The App Child Flow: Ownership Updater Child – Change App Owner

It is a pretty simple Flow. First, the flow searches for the new Owner in the environment hosting the App to confirm that it is present. Then it uses the “Set App Owner” action from the Power Apps for Admin connector to set the Owner as required. This action also takes care of whether the previous owner should maintain co-ownership or not.

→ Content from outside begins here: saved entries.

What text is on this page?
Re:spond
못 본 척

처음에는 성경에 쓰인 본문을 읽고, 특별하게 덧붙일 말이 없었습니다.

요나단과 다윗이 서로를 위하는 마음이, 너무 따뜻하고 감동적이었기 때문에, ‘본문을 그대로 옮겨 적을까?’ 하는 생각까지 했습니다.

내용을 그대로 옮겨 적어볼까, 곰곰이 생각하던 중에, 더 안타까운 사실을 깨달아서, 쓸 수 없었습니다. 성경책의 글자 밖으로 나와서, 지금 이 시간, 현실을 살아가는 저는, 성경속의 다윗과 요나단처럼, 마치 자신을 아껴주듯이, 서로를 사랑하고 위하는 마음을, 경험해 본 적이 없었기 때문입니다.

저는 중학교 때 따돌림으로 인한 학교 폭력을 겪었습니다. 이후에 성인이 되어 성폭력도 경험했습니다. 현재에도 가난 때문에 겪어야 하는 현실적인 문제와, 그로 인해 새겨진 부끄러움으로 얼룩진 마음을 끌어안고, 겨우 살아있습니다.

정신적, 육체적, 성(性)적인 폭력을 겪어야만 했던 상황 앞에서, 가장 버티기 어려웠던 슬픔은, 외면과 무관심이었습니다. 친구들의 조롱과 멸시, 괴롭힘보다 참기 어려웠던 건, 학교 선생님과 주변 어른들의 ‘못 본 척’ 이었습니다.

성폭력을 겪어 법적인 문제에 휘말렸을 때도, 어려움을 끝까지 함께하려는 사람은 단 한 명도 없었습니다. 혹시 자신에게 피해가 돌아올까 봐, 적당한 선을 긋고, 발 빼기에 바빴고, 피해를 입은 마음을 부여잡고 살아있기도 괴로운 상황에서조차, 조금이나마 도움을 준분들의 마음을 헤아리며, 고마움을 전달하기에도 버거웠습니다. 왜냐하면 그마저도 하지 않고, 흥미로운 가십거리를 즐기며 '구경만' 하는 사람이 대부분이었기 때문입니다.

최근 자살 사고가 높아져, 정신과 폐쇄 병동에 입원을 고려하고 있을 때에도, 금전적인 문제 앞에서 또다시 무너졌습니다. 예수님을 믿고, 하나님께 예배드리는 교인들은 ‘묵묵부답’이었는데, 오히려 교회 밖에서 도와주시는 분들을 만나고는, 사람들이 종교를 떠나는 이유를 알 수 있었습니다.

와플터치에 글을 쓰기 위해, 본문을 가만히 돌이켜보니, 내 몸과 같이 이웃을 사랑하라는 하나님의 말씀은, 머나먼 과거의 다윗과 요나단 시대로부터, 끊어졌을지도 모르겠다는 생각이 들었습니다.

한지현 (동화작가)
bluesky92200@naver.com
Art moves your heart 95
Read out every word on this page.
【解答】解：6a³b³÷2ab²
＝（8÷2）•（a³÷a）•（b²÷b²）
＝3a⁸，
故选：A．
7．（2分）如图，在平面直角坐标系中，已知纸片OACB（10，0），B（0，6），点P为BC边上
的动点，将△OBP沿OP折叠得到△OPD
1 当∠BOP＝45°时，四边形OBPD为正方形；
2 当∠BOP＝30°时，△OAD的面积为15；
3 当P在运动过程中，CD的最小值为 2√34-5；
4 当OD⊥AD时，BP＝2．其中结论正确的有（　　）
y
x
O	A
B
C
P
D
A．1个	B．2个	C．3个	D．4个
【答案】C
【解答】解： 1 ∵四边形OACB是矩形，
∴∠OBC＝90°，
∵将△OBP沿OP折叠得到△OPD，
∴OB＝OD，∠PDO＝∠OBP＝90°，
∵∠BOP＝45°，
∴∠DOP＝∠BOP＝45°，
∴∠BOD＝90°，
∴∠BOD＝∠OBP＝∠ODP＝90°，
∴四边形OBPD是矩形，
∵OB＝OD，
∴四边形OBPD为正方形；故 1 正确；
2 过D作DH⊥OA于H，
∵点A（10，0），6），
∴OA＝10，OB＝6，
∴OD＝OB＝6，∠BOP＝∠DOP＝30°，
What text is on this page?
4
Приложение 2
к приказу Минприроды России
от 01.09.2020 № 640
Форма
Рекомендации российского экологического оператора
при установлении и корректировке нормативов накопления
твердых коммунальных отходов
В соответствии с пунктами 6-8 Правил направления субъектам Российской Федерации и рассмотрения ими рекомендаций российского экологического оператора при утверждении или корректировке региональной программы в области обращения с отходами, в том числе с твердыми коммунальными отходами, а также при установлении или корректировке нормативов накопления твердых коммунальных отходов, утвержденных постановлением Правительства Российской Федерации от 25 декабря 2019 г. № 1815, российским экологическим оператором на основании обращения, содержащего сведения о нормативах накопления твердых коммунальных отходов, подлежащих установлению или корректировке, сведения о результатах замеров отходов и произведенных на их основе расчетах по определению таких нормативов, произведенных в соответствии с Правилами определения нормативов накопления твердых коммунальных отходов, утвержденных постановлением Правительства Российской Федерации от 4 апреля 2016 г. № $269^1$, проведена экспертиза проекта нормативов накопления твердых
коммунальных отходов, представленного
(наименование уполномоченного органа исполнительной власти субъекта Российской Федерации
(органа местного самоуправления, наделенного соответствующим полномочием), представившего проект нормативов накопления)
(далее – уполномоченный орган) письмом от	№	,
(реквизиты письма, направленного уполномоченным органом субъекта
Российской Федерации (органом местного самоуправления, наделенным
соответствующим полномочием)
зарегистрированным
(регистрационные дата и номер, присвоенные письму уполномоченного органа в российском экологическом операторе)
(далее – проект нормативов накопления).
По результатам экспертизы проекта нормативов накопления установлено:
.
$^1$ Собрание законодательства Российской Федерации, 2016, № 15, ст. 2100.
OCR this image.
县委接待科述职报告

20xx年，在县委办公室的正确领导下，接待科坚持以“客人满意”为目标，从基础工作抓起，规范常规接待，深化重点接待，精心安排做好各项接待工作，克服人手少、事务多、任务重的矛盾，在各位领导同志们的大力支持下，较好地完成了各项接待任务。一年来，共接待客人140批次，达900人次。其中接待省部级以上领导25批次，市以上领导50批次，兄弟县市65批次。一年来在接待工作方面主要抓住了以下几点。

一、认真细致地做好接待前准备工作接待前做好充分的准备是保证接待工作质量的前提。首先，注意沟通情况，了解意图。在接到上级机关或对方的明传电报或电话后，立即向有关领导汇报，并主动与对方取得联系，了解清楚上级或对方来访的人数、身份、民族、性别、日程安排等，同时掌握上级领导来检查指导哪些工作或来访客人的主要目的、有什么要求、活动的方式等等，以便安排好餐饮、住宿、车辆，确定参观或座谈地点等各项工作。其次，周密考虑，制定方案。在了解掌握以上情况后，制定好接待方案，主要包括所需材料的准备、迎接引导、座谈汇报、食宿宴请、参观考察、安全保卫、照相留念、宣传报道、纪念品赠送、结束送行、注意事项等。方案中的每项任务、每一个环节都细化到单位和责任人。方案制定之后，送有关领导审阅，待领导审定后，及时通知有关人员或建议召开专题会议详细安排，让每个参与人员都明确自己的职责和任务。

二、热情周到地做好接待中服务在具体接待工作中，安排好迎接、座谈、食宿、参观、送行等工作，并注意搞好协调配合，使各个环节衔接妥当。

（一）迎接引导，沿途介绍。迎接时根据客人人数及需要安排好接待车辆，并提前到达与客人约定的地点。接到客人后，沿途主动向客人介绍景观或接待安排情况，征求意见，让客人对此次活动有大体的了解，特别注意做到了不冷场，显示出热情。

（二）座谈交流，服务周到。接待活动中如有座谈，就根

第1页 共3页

The Flow Child Flow: Ownership Updater Child – Change Flow Owner

The principle is the same as for the App Child Flow. The main differences are:

• It is using the Dataverse connector to manage the ownership directly in the “workflows” table of the environment.
• The previous Owner has to be dealt with separately. The unbound action “GrantAccess” takes care of granting them co-ownership if requested with the “makerCurrentOwnerCoOwner” input parameter.
• To change the Owner of the Flow, the Owner is directly updated in the Dataverse table with the Update a row in selected environment” Dataverse action.

Possible Uses

There are a few situations when the main child flow could be helpful, for example:

• In a Mover process when a Maker changes role in the organization. They could have a self-service App which would lead to the trigger of this flow to update the owner of all their Apps / Flows and hand them over to their replacement. It is worth noting that at this stage the Flow does not update the connection references though.
• To move the Ownership of Flows created by developer to a service account. The process to create Service Accounts can be slow in some organizations and developer might start to create the Flows with their normal accounts. Once the service account is provisioned, being able to easily update the owner of all relevant flows will save time.
• I am also thinking of continuing to improve it to have an option to indicate a solution and it would then browse through each solution components to update the Ownership accordingly. For another time!

There is not much more to it, just a simple solution to avoid having to reimplement the logic each time 😊.